Though his final product did seem to have a few quirks that need to be ironed out, after receiving Mr. Perna’s approval, Cook hopes that with some work by the end of the 2017-2018 academic school year, he will have used the website that he made during the Hackathon event as a basis for a new, fully operational 3D graphing website for next year’s students to use.

In terms of this year’s turnout, the event attracted around thirty participants from array of grades, a smaller number than that of previous years. However, students such as Hackathon newbie Gene Lam 18’ did not seem to mind.

“It didn’t feel overwhelming or competitive, and I liked that I knew everyone on the board. It made it easier for me to joke around and be comfortable,” Lam said.

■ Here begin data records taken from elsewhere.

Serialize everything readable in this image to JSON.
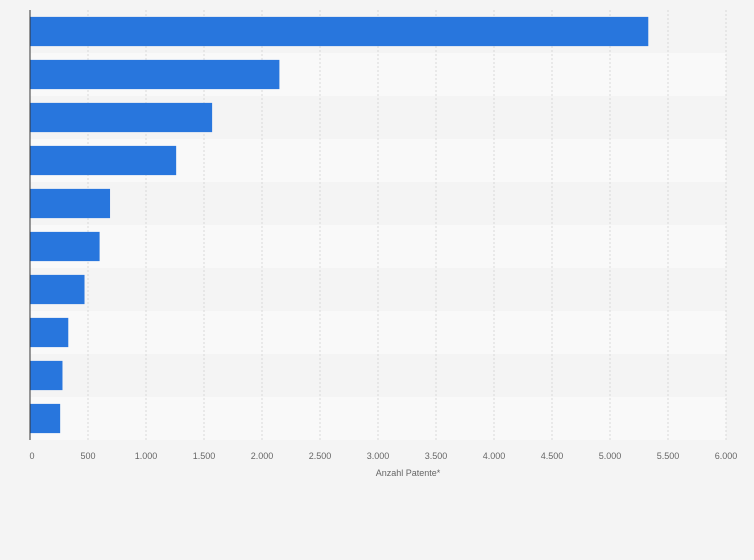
{
  "chart_data": {
    "type": "bar",
    "orientation": "horizontal",
    "categories": [
      "",
      "",
      "",
      "",
      "",
      "",
      "",
      "",
      "",
      ""
    ],
    "values": [
      5330,
      2150,
      1570,
      1260,
      690,
      600,
      470,
      330,
      280,
      260
    ],
    "xlabel": "Anzahl Patente*",
    "ylabel": "",
    "xlim": [
      0,
      6000
    ],
    "xticks": [
      0,
      500,
      1000,
      1500,
      2000,
      2500,
      3000,
      3500,
      4000,
      4500,
      5000,
      5500,
      6000
    ],
    "xtick_labels": [
      "0",
      "500",
      "1.000",
      "1.500",
      "2.000",
      "2.500",
      "3.000",
      "3.500",
      "4.000",
      "4.500",
      "5.000",
      "5.500",
      "6.000"
    ],
    "grid": true,
    "bar_color": "#2876dd",
    "band_colors": [
      "#f4f4f4",
      "#f9f9f9"
    ]
  }
}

In Lam’s case, he made his final presentation on his 2D gaming program. He described the game as “a 2D infinite runner with my face as the player where I’d be eating pizza while jumping over enemies like the dinosaur game you get on google when you don’t have internet.” In fact, you can find his game on his Instagram feed at: @geneeatspizza.

Despite there being a few bugs, Lam’s game was still a hit during the final presentations. “I was really happy that even though things didn’t work according to plan, everyone was still so supportive,” Lam said. “Presentations in general astounded me. I saw websites in html, tic-tac-toe in Java, and other applications written in python. I definitely look forward to doing this again sometime soon,” Lam said.

Luckily for Lam and anyone who is interested in participating in Bronx Science’s next Hackathon, their next chance will be during this year’s spring Hackathon scheduled for March 17, 2018. On behalf of the Hackathon committee, Jack Cook said, “We’re all motivated to make this year’s spring Hackathon the best one yet.”

If you are interested in participating, remember that all are welcome to participate, even if you do not have any previous experience in coding.